Pensou nos inúmeros filmes baseados nas memórias de dores, mas de descobertas de alguém, histórias que fazem chorar, arrepiar e acelerar os corações! Ali, em silêncio, Mel imaginou a cena de um filme futuro, em que as duas, mãe e filha, conversariam sobre a dor da morte dela e de Pedro. E sua mãe a lhe garantir a possibilidade de inventar novos laços para ocupar o lugar dos perdidos. A impedir que sua memória-história se perdesse e com ela a sua paixão pela vida e seus roteiros.

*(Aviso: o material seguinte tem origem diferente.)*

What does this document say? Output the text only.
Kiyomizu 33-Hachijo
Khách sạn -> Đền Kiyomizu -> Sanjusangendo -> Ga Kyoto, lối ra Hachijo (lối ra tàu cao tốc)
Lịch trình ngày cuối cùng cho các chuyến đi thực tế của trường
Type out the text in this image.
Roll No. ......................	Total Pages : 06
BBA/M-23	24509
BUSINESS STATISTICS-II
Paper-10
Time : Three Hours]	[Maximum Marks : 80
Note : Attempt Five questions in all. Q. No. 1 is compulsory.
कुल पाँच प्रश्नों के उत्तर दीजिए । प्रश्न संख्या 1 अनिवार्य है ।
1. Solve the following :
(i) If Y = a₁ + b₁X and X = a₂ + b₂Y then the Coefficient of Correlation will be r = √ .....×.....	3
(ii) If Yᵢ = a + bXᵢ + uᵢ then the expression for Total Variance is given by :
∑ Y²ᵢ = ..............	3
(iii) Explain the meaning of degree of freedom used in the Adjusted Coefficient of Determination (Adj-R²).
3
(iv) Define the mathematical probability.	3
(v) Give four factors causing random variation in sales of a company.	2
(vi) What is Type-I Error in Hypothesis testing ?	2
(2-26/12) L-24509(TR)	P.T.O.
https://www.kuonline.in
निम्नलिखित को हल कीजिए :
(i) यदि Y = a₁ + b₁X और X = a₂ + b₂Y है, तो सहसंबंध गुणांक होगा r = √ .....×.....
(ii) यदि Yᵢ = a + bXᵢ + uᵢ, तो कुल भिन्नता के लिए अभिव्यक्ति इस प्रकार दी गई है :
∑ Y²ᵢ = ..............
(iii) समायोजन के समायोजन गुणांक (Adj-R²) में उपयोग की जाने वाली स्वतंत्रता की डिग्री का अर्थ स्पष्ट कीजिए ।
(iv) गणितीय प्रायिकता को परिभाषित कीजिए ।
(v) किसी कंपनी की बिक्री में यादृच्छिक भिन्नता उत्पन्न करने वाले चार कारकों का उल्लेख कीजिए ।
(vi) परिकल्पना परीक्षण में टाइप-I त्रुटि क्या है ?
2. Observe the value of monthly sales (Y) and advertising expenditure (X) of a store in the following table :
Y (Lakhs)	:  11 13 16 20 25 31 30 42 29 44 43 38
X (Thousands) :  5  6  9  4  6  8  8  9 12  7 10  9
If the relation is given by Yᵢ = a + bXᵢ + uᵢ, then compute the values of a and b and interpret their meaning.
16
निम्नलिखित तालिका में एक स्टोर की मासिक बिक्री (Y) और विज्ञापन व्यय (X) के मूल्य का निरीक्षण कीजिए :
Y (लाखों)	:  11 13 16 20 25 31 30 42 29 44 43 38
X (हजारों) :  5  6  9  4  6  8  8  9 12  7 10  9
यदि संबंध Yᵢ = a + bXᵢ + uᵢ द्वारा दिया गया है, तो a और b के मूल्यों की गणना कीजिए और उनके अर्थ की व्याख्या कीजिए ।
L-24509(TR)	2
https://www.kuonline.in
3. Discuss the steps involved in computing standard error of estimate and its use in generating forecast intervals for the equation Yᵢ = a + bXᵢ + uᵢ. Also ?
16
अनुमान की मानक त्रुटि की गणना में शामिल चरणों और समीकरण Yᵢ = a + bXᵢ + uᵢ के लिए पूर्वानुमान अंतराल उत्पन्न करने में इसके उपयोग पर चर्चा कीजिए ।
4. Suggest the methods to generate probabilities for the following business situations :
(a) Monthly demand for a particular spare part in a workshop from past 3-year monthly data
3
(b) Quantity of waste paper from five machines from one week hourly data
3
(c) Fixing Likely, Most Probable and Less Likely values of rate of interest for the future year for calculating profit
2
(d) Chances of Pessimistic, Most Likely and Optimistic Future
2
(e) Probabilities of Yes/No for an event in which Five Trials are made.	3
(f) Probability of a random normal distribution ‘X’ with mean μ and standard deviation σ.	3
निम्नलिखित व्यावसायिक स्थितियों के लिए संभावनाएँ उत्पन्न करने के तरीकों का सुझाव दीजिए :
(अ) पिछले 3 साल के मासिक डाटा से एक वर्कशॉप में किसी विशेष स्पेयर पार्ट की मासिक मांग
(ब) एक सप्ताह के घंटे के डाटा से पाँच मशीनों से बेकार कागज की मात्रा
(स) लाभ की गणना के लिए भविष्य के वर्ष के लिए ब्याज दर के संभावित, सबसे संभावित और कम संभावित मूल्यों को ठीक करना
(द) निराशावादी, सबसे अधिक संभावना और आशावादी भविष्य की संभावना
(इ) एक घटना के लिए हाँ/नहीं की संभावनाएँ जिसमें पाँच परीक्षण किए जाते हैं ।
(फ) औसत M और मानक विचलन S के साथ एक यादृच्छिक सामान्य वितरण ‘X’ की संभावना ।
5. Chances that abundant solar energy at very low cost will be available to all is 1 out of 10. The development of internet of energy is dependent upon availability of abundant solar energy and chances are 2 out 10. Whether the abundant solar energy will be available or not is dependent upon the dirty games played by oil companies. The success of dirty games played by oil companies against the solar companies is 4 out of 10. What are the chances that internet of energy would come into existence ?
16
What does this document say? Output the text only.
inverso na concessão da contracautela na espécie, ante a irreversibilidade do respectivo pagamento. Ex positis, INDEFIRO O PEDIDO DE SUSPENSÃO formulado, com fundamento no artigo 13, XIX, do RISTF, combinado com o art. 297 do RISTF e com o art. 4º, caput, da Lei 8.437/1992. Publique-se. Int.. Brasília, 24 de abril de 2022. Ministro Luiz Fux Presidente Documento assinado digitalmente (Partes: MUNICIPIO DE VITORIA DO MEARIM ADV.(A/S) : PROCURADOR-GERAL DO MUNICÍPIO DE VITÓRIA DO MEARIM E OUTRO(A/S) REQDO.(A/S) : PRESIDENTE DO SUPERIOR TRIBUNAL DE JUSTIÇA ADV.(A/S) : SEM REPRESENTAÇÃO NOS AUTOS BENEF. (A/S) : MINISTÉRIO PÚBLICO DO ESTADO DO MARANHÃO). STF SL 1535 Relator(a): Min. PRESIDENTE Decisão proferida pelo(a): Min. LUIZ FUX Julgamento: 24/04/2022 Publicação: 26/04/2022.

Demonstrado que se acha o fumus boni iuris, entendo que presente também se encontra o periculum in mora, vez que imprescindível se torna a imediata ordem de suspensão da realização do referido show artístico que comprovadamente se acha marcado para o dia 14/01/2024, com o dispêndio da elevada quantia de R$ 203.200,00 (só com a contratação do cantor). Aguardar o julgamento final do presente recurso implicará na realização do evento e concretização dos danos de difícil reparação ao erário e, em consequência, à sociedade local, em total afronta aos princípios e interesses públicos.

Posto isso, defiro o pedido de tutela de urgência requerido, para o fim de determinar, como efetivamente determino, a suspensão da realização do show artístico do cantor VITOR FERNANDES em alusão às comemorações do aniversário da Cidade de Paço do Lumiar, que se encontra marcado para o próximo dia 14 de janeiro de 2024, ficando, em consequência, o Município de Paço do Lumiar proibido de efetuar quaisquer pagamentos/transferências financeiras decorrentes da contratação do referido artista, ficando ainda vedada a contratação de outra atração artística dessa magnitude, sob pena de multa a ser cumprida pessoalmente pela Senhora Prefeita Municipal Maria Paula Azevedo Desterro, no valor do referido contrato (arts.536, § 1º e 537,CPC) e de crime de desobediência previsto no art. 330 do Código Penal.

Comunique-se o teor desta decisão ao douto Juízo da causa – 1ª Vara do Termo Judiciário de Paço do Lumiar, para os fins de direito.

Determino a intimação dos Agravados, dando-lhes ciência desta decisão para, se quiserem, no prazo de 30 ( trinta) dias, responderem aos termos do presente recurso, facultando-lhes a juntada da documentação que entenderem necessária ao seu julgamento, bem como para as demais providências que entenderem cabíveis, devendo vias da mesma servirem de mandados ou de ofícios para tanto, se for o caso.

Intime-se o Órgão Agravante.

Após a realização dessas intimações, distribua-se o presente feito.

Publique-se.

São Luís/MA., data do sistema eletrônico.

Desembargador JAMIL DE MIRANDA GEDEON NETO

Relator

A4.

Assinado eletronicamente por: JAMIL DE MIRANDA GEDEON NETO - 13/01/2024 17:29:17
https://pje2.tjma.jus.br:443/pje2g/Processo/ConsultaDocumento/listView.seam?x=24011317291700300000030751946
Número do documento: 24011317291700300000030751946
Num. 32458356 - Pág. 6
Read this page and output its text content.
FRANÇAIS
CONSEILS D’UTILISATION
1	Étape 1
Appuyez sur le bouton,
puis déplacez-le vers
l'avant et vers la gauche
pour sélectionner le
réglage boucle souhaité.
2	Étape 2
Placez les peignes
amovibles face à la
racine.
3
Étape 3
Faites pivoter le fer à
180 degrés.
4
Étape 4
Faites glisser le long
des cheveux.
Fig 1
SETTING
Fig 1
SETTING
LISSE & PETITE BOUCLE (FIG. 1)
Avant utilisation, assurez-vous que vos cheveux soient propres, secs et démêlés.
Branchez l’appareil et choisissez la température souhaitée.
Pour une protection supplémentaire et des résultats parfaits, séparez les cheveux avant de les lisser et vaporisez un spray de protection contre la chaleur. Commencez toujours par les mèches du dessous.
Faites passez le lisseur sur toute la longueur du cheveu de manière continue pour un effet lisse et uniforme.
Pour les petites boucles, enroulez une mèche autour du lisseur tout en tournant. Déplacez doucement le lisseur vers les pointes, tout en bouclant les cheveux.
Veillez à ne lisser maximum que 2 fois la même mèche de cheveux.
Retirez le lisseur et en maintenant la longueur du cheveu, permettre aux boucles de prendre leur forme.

Gisela Haddad é membro do Departamento de Psicanálise do Instituto Sedes Sapientiae, integrante do Grupo de Intervenção e Pesquisa Clínica: da gestação à primeira infância, do Grupo Generidades, da equipe editorial da Revista Percurso e do Blog do Departamento. É mestre em Psicologia Clínica e autora do livro Amor e Fidelidade, Coleção Clínica Psicanalítica da Casa do Psicólogo (2009).

Gisela Haddad foi irmã-mãe de seis, é mãe sortuda de duas pérolas e avó de um pedacinho de diamante. Faz muitas viagens pelas letras, pelas comidas e pelas estradas, sempre atenta às novas possibilidades de se articular o belo ao amoroso e ao genial. É aflita e agita-se muito, mas às vezes adormece e sonha.

Texto originalmente publicado no livro "Perche mi piace - a vida com elas" organizado por Maria Leticia Oliveira Reis ( Calligraphie Editora 2018)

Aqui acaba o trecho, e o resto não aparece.